Sylvain Wallez wrote:
Antonio Gallardo wrote:
Sylvain Wallez dijo:
Not a problem, since <wb:assert> is just a particular implementation of
Validator. So what about :
<wb:validate>
<wb:auto-validate-using-business-model/>
</wb:validate>
Hmm. At the first look it is great for people starting writing from now the beans! But, ... :(
I see a problem:
think in people that has already to many Beans? (This is not my case, but I think about other adopters that already had a good implemented Business model and what to use it with Cocoon).
Also other problem is that we will force people to write the validationXXX()?, verificationXXX?, checkXXX()? or checkDirtyXXX() function in a defined style. This sometimes is not good. The Modular database implementation require to write database sequences in a defined style. If you already has a database this is not easy to rewrite it to make use of the modular database style.
I am not trying to find or create a hair in the good taste soup. This are
only random thought. :)
I think you missed the real meaning of my post : since validators are pluggable, you can write you own and do whatever you want in it !

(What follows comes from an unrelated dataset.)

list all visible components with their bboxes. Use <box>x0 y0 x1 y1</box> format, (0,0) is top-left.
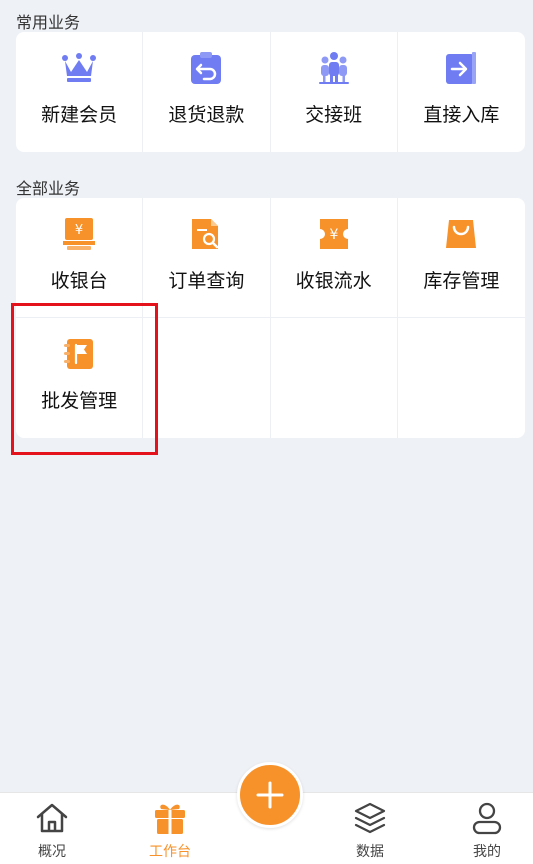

Cocoon should provide the most useful and generic implementations, but it does not lock with the provides implementations.
Sylvain
yep, totally agree here
that is what I meant when writing to Carsten about this kind of validation being dependend on the business object model (this is where I use the word 'arbitrary' so often)
since:
woody cannot impose a validation pattern on the business model
and the business model can't impose a validation pattern upon woody
(with validation pattern I mean: methodnames but also return-types or exception behavior)
conclusion:
you will need to hook this up yourself, but of course: woody will provide the hooks!